Retrouvailles princières
Retraité des bassins, Julien Guilloteau dirige alors des équipes de jeunes chez le voisin niçois. Il hésite : « J’étais bien là où j’étais, mais Manu s’est montré convaincant. Il m’a vendu la situation du club, les progrès réalisés, l’avancement du projet. Et puis je voyais que ça se passait bien pour lui. » A Monaco, l’ex-gardien ne tarde pas à connaître le même succès. En deux ans avec les U13, il termine deuxième puis premier de la région PACA, avant de prendre en charge les seniors en N1M. Manuel Laversanne, de son côté, enchaîne trois titres nationaux consécutifs avec les U15 et mène les U17 vers la victoire en mai dernier. Depuis la rentrée, les deux hommes échangent en permanence pour trouver le bon équilibre, les jeunes de Manu composant en grande partie l’équipe « seniors » de Julien. Leur collaboration transpire la confiance. « Parfois, il suffit d’un regard pour se comprendre », affirme l’ex-international français. Aussi, leur travail fait l’unanimité. « Ils font énormément de sacrifices pour assurer la réussite de l’ASM Natation. Ce sont des passionnés qui ne comptent pas leurs heures. Il faut leur tirer un grand coup de chapeau », souligne Sébastien Dervieux. « Ce que l’on veut avant tout, c’est que les gamins partagent des moments forts et inoubliables », insiste Julien Guilloteau. Manuel Laversanne, dans un éclat de rire, complète : « Ils ont déjà la chance de gagner des trophées et des médailles.
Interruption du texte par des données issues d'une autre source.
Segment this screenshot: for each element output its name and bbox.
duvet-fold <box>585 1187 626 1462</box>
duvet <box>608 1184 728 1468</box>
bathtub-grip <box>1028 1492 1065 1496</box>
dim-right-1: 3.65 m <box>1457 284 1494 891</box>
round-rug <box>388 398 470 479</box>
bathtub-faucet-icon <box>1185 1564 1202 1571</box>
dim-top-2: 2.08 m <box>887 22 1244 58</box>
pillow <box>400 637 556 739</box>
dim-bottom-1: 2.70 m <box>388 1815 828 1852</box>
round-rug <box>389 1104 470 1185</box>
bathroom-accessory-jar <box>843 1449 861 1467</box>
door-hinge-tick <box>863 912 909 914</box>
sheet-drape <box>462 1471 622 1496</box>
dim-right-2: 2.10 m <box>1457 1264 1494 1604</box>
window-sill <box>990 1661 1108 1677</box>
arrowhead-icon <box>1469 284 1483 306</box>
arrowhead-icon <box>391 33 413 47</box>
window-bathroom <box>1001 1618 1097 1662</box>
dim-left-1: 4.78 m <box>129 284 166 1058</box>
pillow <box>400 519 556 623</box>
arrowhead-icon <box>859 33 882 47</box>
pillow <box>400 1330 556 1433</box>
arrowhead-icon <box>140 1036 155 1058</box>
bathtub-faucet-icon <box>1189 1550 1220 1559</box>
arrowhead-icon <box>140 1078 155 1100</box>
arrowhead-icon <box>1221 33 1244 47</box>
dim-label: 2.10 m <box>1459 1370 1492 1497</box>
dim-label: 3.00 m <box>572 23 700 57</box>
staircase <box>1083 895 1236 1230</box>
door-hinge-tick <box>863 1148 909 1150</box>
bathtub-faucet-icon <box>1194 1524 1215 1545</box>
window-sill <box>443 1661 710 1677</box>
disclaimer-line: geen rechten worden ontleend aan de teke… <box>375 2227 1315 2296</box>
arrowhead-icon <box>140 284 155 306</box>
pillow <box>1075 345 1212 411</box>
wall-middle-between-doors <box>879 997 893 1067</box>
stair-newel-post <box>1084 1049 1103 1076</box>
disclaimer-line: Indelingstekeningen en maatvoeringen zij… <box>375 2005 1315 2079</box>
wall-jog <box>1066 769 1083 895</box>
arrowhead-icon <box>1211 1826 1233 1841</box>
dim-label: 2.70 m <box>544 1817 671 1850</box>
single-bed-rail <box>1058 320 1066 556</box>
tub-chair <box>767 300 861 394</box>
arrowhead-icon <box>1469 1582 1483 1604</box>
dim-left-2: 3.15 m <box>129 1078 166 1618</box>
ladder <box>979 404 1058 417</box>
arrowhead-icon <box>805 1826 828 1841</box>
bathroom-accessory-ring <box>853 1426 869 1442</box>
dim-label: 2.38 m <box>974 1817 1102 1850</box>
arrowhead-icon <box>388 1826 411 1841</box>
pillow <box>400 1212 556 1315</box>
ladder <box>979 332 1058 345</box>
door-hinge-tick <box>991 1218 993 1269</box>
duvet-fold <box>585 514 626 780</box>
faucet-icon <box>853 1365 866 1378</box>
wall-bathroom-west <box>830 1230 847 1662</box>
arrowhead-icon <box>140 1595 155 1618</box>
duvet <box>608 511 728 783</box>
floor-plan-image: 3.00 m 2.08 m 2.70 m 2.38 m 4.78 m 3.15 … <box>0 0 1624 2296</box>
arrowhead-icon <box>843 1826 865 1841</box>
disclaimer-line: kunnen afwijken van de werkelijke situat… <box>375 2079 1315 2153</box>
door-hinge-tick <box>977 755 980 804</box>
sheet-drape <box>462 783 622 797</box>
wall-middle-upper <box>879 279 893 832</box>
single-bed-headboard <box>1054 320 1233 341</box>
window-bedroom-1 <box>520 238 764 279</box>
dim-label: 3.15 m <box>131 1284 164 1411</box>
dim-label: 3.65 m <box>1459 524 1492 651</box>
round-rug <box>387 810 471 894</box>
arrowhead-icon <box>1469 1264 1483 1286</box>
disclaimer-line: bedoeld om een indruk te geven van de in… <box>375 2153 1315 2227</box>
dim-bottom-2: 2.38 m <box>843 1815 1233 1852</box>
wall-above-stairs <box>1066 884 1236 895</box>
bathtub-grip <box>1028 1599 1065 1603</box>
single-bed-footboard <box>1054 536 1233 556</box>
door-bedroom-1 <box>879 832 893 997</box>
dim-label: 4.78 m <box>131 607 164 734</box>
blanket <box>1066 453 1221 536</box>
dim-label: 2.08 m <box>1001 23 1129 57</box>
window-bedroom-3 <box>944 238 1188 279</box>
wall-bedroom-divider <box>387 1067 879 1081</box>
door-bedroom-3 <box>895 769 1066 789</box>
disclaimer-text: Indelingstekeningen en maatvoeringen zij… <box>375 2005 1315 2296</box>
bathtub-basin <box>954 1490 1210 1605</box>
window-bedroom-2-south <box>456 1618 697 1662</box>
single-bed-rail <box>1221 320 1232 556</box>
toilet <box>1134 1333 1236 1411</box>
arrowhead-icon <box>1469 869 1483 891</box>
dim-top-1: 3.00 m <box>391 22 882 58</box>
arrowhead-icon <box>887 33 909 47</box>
Nous, avec Julien, on n’a pas gagné grand-chose malgré tout le travail fourni… Mais, au moins, on a des souvenirs pour la vie ! » Et, effectivement, les poloïstes monégasques ont deux beaux exemples à suivre, deux hommes qui incarnent la passion, l’engagement et l’amitié. Des valeurs qu’ils transmettent sans relâche et qui, sans nul doute, nourrissent l’âme du club.